Children, Youth, Families & Schools, Nebraska Center for Research on

 

Date of this Version

2020

Citation

Kuhn, M., Boise, C., Bainter, S., & Hankey, C. (2020). Statewide policies to improve early intervention services: Promising practices and preliminary results. Education Policy Analysis Archives, 28(148). https://doi.org/10.14507/epaa.28.5112

Comments

https://digitalcommons.unl.edu/cyfsfacpub/

Abstract

The State of Nebraska Co-Lead agencies, who are responsible for developing statewide early intervention policies, rolled out professional development for two evidence-based strategies across several pilot sites. Implications of these strategies for child/family assessment, Individualized Family Service Plan (IFSP) development, and Early Intervention service delivery were examined utilizing family (n=30) and professional interviews (n=50), and analyses of IFSPs (n=30). The results of this mixed method study indicate widespread strategy implementation with fidelity fosters early working relationships with families and enables teams to generate, using family members’ own words, a robust group of high-quality child and family IFSP outcomes.
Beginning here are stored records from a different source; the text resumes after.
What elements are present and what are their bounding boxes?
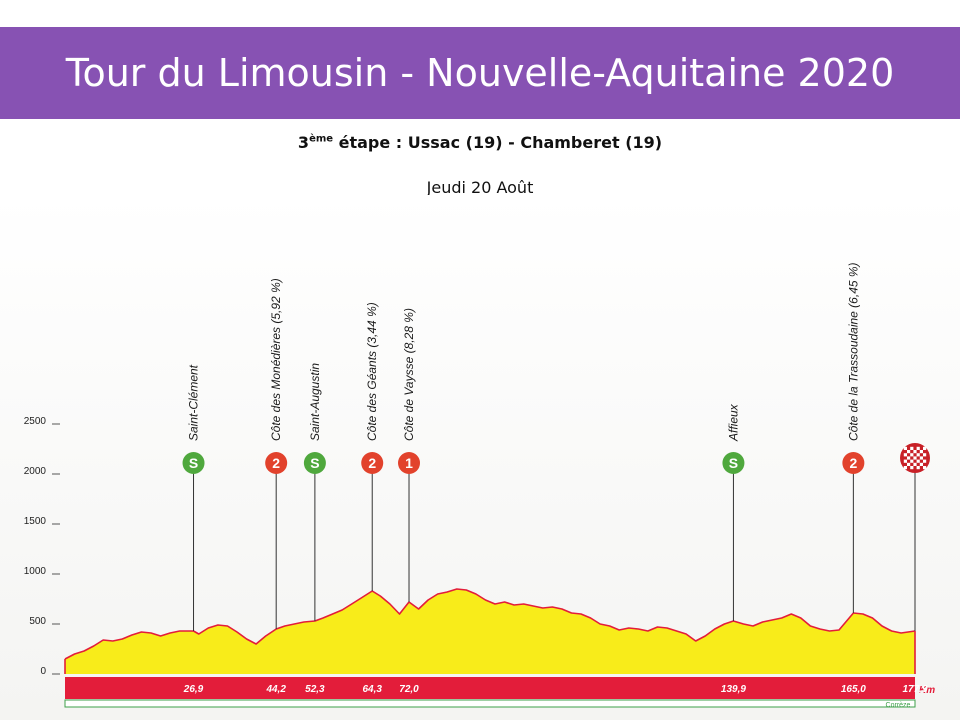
finish-checker-cell — [916, 453, 920, 457]
finish-checker-cell — [903, 466, 907, 470]
waypoint-badge-6 — [842, 452, 865, 474]
km-marker-label-3: 64,3 — [362, 684, 382, 695]
waypoint-badge-4 — [398, 452, 421, 474]
stage-suffix: ème — [309, 133, 334, 145]
waypoint-badge-0 — [182, 452, 205, 474]
y-tick-label-1: 500 — [29, 616, 46, 627]
km-marker-label-1: 44,2 — [265, 684, 286, 695]
finish-checker-cell — [923, 453, 927, 457]
waypoint-badge-label-4: 1 — [405, 455, 413, 471]
waypoint-badge-label-6: 2 — [849, 455, 857, 471]
finish-checker-cell — [910, 466, 914, 470]
y-tick-label-5: 2500 — [24, 416, 47, 427]
km-band — [65, 677, 915, 699]
km-unit-label: Km — [919, 685, 935, 696]
waypoint-name-5: Affieux — [726, 403, 740, 442]
elevation-profile-line — [64, 588, 916, 660]
waypoint-badge-1 — [265, 452, 288, 474]
stage-date: Jeudi 20 Août — [426, 178, 534, 197]
km-marker-label-7: 177,9 — [902, 684, 927, 695]
finish-checker-cell — [919, 456, 923, 460]
title-banner — [0, 27, 960, 119]
km-marker-label-4: 72,0 — [399, 684, 419, 695]
finish-checker-cell — [916, 446, 920, 450]
waypoint-name-6: Côte de la Trassoudaine (6,45 %) — [846, 262, 860, 441]
waypoint-badge-label-5: S — [729, 455, 738, 471]
waypoint-badge-3 — [361, 452, 384, 474]
waypoint-name-1: Côte des Monédières (5,92 %) — [269, 278, 283, 441]
waypoint-badge-label-1: 2 — [272, 455, 280, 471]
department-label: Corrèze — [886, 702, 911, 709]
finish-checker-cell — [916, 459, 920, 463]
finish-checker-cell — [913, 450, 917, 454]
elevation-profile-svg: 0 500 1000 1500 2000 2500 Km Corrèze S Saint-Clém… — [0, 195, 960, 720]
elevation-profile-chart: 0 500 1000 1500 2000 2500 Km Corrèze S Saint-Clém… — [0, 195, 960, 720]
km-marker-label-6: 165,0 — [841, 684, 866, 695]
y-tick-label-0: 0 — [40, 666, 46, 677]
waypoint-name-2: Saint-Augustin — [308, 363, 322, 441]
waypoint-badge-5 — [722, 452, 745, 474]
waypoint-badge-label-3: 2 — [368, 455, 376, 471]
waypoint-name-3: Côte des Géants (3,44 %) — [365, 302, 379, 441]
y-tick-label-4: 2000 — [24, 466, 47, 477]
waypoint-name-0: Saint-Clément — [187, 364, 201, 441]
stage-heading: 3ème étape : Ussac (19) - Chamberet (19) — [0, 133, 960, 152]
waypoint-badge-label-2: S — [310, 455, 319, 471]
finish-checker-cell — [910, 453, 914, 457]
finish-checker-cell — [923, 459, 927, 463]
finish-checker-cell — [923, 466, 927, 470]
finish-checker-cell — [916, 466, 920, 470]
stage-number: 3 — [297, 133, 310, 152]
finish-checker-cell — [919, 450, 923, 454]
waypoint-badge-label-0: S — [189, 455, 198, 471]
finish-checker-cell — [907, 462, 911, 466]
km-marker-label-5: 139,9 — [721, 684, 746, 695]
finish-checker-cell — [919, 462, 923, 466]
race-title: Tour du Limousin - Nouvelle-Aquitaine 20… — [65, 51, 895, 95]
finish-checker-cell — [903, 453, 907, 457]
finish-checker-cell — [907, 450, 911, 454]
finish-checker-cell — [913, 462, 917, 466]
finish-checker-cell — [923, 446, 927, 450]
finish-checker-cell — [903, 446, 907, 450]
finish-checker-cell — [903, 459, 907, 463]
elevation-profile-area — [65, 589, 915, 674]
y-tick-label-3: 1500 — [24, 516, 47, 527]
waypoint-name-4: Côte de Vaysse (8,28 %) — [402, 308, 416, 441]
y-tick-label-2: 1000 — [24, 566, 47, 577]
stage-route: étape : Ussac (19) - Chamberet (19) — [333, 133, 663, 152]
department-strip — [64, 699, 916, 708]
finish-checker-cell — [907, 456, 911, 460]
km-marker-label-0: 26,9 — [183, 684, 204, 695]
waypoint-badge-2 — [303, 452, 326, 474]
km-marker-label-2: 52,3 — [305, 684, 325, 695]
finish-checker-cell — [913, 456, 917, 460]
finish-checker-cell — [910, 459, 914, 463]
finish-checker-cell — [910, 446, 914, 450]
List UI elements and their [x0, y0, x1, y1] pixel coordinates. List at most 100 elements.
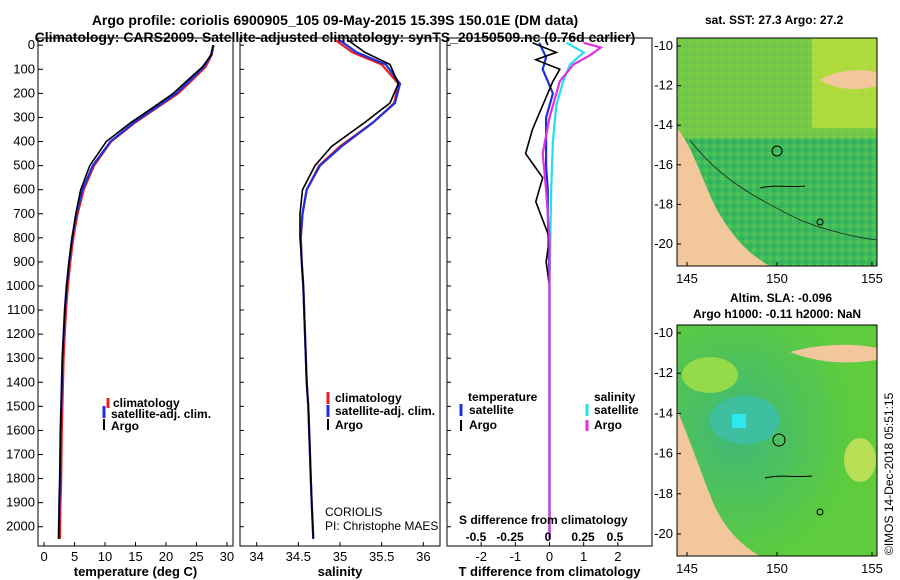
map-lat-label: -18	[654, 486, 673, 501]
x-tick-label: -2	[475, 549, 487, 564]
y-tick-label: 100	[13, 61, 35, 76]
map-sst-land-png	[820, 70, 877, 90]
x-tick-label: 30	[220, 549, 234, 564]
map-sst-isobath	[689, 139, 878, 241]
x-tick-label: 34	[249, 549, 263, 564]
x-tick-label: -1	[510, 549, 522, 564]
map-sla-land-australia	[677, 410, 760, 556]
annotation-coriolis: CORIOLIS	[325, 505, 382, 519]
x-tick-label: 10	[98, 549, 112, 564]
legend-label-t-argo: Argo	[469, 418, 497, 432]
map-sla-high-2	[844, 438, 876, 482]
map-lat-label: -14	[654, 117, 673, 132]
y-tick-label: 1300	[6, 350, 35, 365]
x-tick-label: 25	[189, 549, 203, 564]
y-tick-label: 900	[13, 254, 35, 269]
plot-frame-1	[239, 37, 441, 547]
x-tick-label: 35.5	[369, 549, 394, 564]
map-sst: sat. SST: 27.3 Argo: 27.2 -10 -12 -14 -16 -1…	[654, 13, 883, 286]
chart-title-line1: Argo profile: coriolis 6900905_105 09-Ma…	[91, 12, 579, 28]
legend-title-temperature: temperature	[468, 390, 538, 404]
series-line-s-argo	[541, 41, 604, 539]
legend-label-s-satellite: satellite	[594, 403, 639, 417]
s-diff-tick-label: 0.5	[607, 530, 624, 544]
legend-label-satellite: satellite-adj. clim.	[111, 407, 211, 421]
x-tick-label: 35	[333, 549, 347, 564]
map-sla-reef-small	[816, 508, 824, 516]
legend-label-climatology: climatology	[113, 396, 180, 410]
map-lon-label: 155	[861, 271, 883, 286]
y-tick-label: 1000	[6, 278, 35, 293]
map-sst-reef-small	[816, 218, 824, 226]
y-tick-label: 0	[28, 37, 35, 52]
series-line-t-satellite	[538, 42, 555, 539]
y-tick-label: 1200	[6, 326, 35, 341]
x-tick-label: 20	[159, 549, 173, 564]
series-line-satellite-adj-clim-	[299, 39, 402, 539]
map-sla-high-1	[682, 357, 738, 393]
legend-label-t-satellite: satellite	[469, 403, 514, 417]
x-tick-label: 15	[128, 549, 142, 564]
x-tick-label: 1	[580, 549, 587, 564]
y-tick-label: 1900	[6, 495, 35, 510]
y-tick-label: 1700	[6, 447, 35, 462]
map-sla-title2: Argo h1000: -0.11 h2000: NaN	[693, 307, 861, 321]
x-tick-label: 2	[614, 549, 621, 564]
map-lat-label: -14	[654, 405, 673, 420]
series-line-climatology	[58, 44, 215, 539]
map-lon-label: 145	[676, 271, 698, 286]
y-tick-label: 1500	[6, 398, 35, 413]
difference-legend: temperature satellite Argo salinity sate…	[459, 390, 639, 544]
y-tick-label: 800	[13, 230, 35, 245]
map-sst-reef	[771, 145, 783, 157]
map-sst-title: sat. SST: 27.3 Argo: 27.2	[705, 13, 844, 27]
temperature-legend: climatology satellite-adj. clim. Argo	[102, 396, 211, 433]
x-tick-label: 36	[416, 549, 430, 564]
x-axis-label: temperature (deg C)	[74, 564, 198, 579]
map-sla: Altim. SLA: -0.096 Argo h1000: -0.11 h20…	[654, 291, 883, 576]
map-lon-label: 150	[766, 271, 788, 286]
map-lat-label: -16	[654, 157, 673, 172]
y-tick-label: 200	[13, 85, 35, 100]
y-tick-label: 300	[13, 109, 35, 124]
s-diff-tick-label: -0.25	[496, 530, 524, 544]
map-lat-label: -20	[654, 526, 673, 541]
legend-title-salinity: salinity	[594, 390, 636, 404]
x-axis-label: T difference from climatology	[458, 564, 641, 579]
y-tick-label: 1800	[6, 471, 35, 486]
map-sla-islands	[764, 475, 813, 479]
y-tick-label: 2000	[6, 519, 35, 534]
map-lat-label: -12	[654, 365, 673, 380]
map-sla-reef	[772, 433, 786, 447]
map-lat-label: -20	[654, 236, 673, 251]
legend-label-argo: Argo	[111, 419, 139, 433]
chart-title-line2: Climatology: CARS2009. Satellite-adjuste…	[34, 29, 636, 45]
y-tick-label: 1100	[7, 302, 35, 317]
y-tick-label: 400	[13, 134, 35, 149]
map-sst-land-australia	[677, 128, 770, 266]
y-tick-label: 500	[13, 158, 35, 173]
annotation-pi: PI: Christophe MAES	[325, 519, 438, 533]
legend-label-argo: Argo	[335, 418, 363, 432]
y-tick-label: 1600	[6, 422, 35, 437]
map-lat-label: -16	[654, 446, 673, 461]
map-lon-label: 145	[676, 561, 698, 576]
x-tick-label: 0	[546, 549, 553, 564]
s-diff-tick-label: 0.25	[571, 530, 595, 544]
x-tick-label: 34.5	[286, 549, 311, 564]
map-lat-label: -10	[654, 325, 673, 340]
series-line-climatology	[299, 39, 400, 539]
map-sst-islands	[759, 185, 806, 189]
x-tick-label: 0	[40, 549, 47, 564]
legend-label-s-argo: Argo	[594, 418, 622, 432]
legend-label-climatology: climatology	[335, 391, 402, 405]
map-lat-label: -10	[654, 38, 673, 53]
series-line-argo	[57, 45, 214, 539]
y-tick-label: 600	[13, 182, 35, 197]
map-sla-argo-pixel	[732, 414, 746, 428]
x-tick-label: 5	[71, 549, 78, 564]
s-diff-tick-label: -0.5	[466, 530, 487, 544]
series-line-t-argo	[524, 42, 561, 539]
salinity-legend: climatology satellite-adj. clim. Argo CO…	[325, 391, 438, 533]
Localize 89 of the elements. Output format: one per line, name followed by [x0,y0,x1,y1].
Family engagement in planning services such as identifying service providers and setting the frequency and length of home visits was limited. In addition, further professional development is needed to strengthen use of routines-based interventions during home visits and promote family-professional collaboration to monitor child/family progress. Implications for systematic scale-up of evidence-based practices as a function of state policy implementation are reported.